President Bruce C. Kusch began his Church Educational System employment as a member of the business management faculty at Brigham Young University–Idaho in August 2002.
In July 2008, he was named associate academic vice president for curriculum at BYU–Idaho, serving in that capacity until June 2012 when he was called to serve as president of the Mexico Cuernavaca Mission.
President Kusch returned to BYU-Idaho in July 2015 as associate dean of online programs.
Before joining the BYU-Idaho faculty, President Kusch worked as a sales and marketing executive and management consultant for various high-technology firms in the San Francisco Bay Area.
President Kusch holds a B.S. in business administration from the University of Phoenix, an MBA from the Keller Graduate School of Management and a Ph.D. in instructional design from Idaho State University.
In May 2012, he was awarded the Kole-McGuffey Prize from the College of Education at Idaho State University, recognizing him as the outstanding doctoral candidate for his research in creating significant online learning environments.
President Kusch has served the LDS Church in many capacities, including full-time missionary (Guatemala-El Salvador Mission), elders quorum president, bishop, stake president and mission president.
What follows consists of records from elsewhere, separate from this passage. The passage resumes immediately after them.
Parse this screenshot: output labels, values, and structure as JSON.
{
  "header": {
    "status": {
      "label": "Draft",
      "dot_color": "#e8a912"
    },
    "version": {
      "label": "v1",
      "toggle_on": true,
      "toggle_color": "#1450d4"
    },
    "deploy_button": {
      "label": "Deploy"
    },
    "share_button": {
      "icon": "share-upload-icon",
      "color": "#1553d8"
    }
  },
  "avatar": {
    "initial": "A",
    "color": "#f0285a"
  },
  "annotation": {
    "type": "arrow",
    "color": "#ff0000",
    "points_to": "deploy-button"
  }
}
He currently serves as a member of the North Salt Lake Utah Parkway Stake high council.
President Bruce C. Kusch became the 13th president of LDS Business College on April 17, 2017, where he had been serving as its chief academic officer since March 2016.
President Kusch and his wife, Alynda, were married in the Los Angeles California Temple in 1974. They are the parents of four children and have 21 grandchildren. His interests include running, biking, fly fishing, photography and outdoor cooking.